In the early 1800s, the Rural Cemetery Movement established a template for cemeteries graves and memorials amid beautiful foliage in rustic surroundings. The tops of hills were often chosen as a site, partly for the sweeping and encompassing view as a way to invoke a closeness to heaven, and also to prevent the graves from becoming waterlogged. Many small cemeteries have an arched iron gateway. In England, centuries ago, mourners waited with the casket gathered at the gate to the cemetery, for the arrival of the clergy. The gate became known as the litchgate, or the corpse gate.
Evergreen trees and shrubs are often planted in cemeteries, their ever-present foliage a symbol of eternity. Irises and what are now called antique roses are often found in regional cemeteries. The Roby cemetery had several plantings of 12 Apostles crinum, a pink-white blooming bulb that is often found in the older districts of the small towns of our area.

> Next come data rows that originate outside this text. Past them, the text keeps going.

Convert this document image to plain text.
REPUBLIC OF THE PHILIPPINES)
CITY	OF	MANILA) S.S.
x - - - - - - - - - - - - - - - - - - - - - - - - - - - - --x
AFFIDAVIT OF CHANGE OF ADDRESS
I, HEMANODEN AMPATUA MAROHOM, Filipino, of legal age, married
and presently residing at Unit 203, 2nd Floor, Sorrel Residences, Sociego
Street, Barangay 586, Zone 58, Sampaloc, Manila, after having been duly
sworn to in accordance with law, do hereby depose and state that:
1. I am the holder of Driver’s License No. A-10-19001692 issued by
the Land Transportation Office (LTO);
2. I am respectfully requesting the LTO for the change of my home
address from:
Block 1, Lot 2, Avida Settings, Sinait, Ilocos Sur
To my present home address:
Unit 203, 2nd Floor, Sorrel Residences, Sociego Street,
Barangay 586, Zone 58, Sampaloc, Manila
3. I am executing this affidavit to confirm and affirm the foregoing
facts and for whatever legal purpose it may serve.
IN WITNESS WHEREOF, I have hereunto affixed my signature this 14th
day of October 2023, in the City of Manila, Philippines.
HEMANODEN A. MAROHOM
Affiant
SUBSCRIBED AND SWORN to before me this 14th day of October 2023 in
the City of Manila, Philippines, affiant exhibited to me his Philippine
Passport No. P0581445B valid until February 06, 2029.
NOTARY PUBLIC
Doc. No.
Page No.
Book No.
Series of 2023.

Decoration Day had another purpose besides the maintenance of the graveyard where loved ones remains rested. The gathering helped families and communities preserve the oral histories of home. Before the work started, as everybody in the community gathered, an hour of visiting occurred with the stories of the past year being entered into collective memory. Then everyone would walk about the cemetery in family groups, telling stories of their loved ones, and the people that had affected their lives. As people worked all morning, more stories were told within the family.
At the noon meal, the stories were told as part of reaffirming the unity of the community, while folks ate on long tables set up in shade just outside of the grounds of the cemetery. (If food was brought into the grounds, it was considered contaminated by its contact with death.) Decoration Day activities were a source of reaffirmation, reestablishing a sense of contact with the identity and uniqueness of those buried within. The mourners could imagine a sense of presence of the departed, with the feeling of reunion an end result.
My grandmother went to her husbands grave at Resthaven at least once a month for almost 20 years. I have a memory of her introducing me to him she told him I was a good boy. Several members of that side of the family have told me that I remind them of him. I first heard stories about him during those visits as we stood around feeding the ducks at the little pond near the entrance. As the wife of a boomer, having lived in at least a dozen different towns, my grandfathers grave gave my grandmother a permanent spiritual home where she found spiritual renewal and a sense of comfort and security in the place that represented the passage to eternity.
Decoration Day ended with at least one sermon from a local preacher, with attendees often rededicating their lives as tears flowed. Small rural villages experienced a communal emotional release as a result of the days activities, which sometimes resulted in feuds being ended, and past inter-family transgressions forgiven. In retrospective analysis, Decoration Day had much in common with the still celebrated Mexican tradition of El dia de los Muertos, or the Day of the Dead on November 2nd and 3rd of each year.